In recent weeks, the news has been full of stories about IRS release of confidential taxpayer information and abuse of power, and expansive NSA surveillance. Most Americans had no idea the extent to which government monitors their communications and their day-to-day activities. Many are looking for assurances that government employees and contractors don’t have access to private information about them. In one recent poll, 64 percent of Americans said they believe government has gotten too big. Almost as many – 63 percent – said they have no confidence – or very little confidence – in the federal government.
But at a time when people are asking for Washington to limit how much it monitors their personal lives, the Affordable Care Act (or “Obamacare”) actually authorizes the Department of Health and Human Services to set up vast new database. It’s called ‘The Federal Data Services Hub:’
In response, the HHS said the ObamaCare data hub will "interact" with seven other federal agencies: Social Security Administration, the IRS, the Department of Homeland Security, the Veterans Administration, Office of Personnel Management, the Department of Defense and — believe it or not — the Peace Corps. Plus the Hub will plug into state Medicaid databases.

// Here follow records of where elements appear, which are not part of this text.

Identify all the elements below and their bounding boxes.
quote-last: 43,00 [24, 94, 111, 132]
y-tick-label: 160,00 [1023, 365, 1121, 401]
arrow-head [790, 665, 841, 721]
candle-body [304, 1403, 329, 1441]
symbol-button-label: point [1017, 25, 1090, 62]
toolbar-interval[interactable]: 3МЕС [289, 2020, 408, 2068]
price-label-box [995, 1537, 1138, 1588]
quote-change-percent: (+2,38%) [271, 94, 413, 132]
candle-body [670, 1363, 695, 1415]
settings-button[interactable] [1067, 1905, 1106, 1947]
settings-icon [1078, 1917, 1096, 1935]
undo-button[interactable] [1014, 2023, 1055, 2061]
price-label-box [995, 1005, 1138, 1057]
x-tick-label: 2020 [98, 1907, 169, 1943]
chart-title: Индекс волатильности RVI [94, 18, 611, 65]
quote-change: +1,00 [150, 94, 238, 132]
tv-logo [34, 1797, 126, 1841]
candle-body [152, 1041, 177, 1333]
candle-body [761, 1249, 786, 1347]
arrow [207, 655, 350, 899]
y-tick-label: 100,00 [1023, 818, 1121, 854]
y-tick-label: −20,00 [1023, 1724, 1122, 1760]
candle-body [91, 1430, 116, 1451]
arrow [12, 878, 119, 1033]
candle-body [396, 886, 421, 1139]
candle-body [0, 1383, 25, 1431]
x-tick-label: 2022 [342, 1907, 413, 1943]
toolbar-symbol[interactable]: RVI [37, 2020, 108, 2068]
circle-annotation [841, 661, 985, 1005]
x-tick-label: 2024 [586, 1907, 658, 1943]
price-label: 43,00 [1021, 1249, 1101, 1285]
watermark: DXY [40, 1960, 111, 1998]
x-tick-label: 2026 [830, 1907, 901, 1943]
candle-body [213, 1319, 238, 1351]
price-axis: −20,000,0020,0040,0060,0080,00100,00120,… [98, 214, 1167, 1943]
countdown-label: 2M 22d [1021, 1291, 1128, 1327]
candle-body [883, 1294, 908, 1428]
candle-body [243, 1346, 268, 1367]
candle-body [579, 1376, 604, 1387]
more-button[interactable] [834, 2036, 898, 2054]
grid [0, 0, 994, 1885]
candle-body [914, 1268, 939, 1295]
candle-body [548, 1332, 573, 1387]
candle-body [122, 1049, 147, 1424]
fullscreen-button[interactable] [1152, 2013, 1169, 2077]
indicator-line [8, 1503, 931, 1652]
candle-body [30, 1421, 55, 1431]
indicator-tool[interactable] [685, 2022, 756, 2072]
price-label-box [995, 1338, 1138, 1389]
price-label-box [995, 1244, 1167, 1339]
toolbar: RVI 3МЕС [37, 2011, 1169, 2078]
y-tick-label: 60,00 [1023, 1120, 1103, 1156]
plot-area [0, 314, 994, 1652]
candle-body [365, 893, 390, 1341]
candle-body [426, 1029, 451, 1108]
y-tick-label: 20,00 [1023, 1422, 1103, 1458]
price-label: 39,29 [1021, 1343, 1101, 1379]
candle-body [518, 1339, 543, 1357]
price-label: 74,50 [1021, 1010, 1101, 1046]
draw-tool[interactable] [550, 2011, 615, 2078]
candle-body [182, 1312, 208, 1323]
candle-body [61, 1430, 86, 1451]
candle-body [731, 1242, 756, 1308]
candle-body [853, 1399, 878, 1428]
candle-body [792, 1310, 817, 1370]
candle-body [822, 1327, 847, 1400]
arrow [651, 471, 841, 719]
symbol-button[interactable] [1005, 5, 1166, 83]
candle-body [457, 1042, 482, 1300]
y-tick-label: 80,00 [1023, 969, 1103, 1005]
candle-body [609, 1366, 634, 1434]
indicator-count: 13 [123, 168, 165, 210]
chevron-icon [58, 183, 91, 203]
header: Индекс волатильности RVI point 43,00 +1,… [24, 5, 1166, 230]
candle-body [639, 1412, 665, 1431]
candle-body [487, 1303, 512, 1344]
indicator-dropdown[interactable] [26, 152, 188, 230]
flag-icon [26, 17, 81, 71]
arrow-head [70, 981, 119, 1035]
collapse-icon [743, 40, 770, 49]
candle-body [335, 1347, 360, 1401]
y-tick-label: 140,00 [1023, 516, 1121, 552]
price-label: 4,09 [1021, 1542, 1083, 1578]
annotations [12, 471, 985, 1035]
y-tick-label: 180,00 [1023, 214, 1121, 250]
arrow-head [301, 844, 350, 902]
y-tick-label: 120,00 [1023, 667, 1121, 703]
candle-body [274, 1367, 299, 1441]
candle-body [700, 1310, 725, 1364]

And what sort of data will be "routed through" the Hub? Social Security numbers, income, family size, citizenship and immigration status, incarceration status, and enrollment status in other health plans, according to the HHS.
"The federal government is planning to quietly enact what could be the largest consolidation of personal data in the history of the republic," noted Stephen Parente, a University of Minnesota finance professor.
Can Washington be trusted with this massive new store of information? Even with a critical program such as Social Security, the track record isn’t encouraging. The Government Accountability Office has reported that weaknesses in IRS security systems "continue to jeopardize the confidentiality, integrity, and availability of the financial and sensitive taxpayer information. If leaks and hacking happen with Social Security, what assurances are there that HHS will do better with the Affordable Care Act data hub?
A number of Members of Congress have now written to HHS to get some answers:
According to your Department, the Federal Data Services Hub will share and transmit protected health information, tax and financial information, criminal background and immigration status, and various other personal information between agencies, including the Internal Revenue Service, HHS, the Departments of Justice, Homeland Security, Veterans Affairs, Defense, and the Social Security Administration, state governments, as well as state and federal exchanges. Without an operable Federal Data Services Hub, exchanges will be unable to access the real-time information necessary to verify consumer exchange application information. And more, the Federal Data Services Hub raises many serious privacy concerns.
The letter request a briefing by HHS no later than July 12, in which HHS explains the current status of the project, and how personal information will be protected. LIBRE will provide an update once HHS answers the request and begins to provide details about the Data Hub and its safeguards.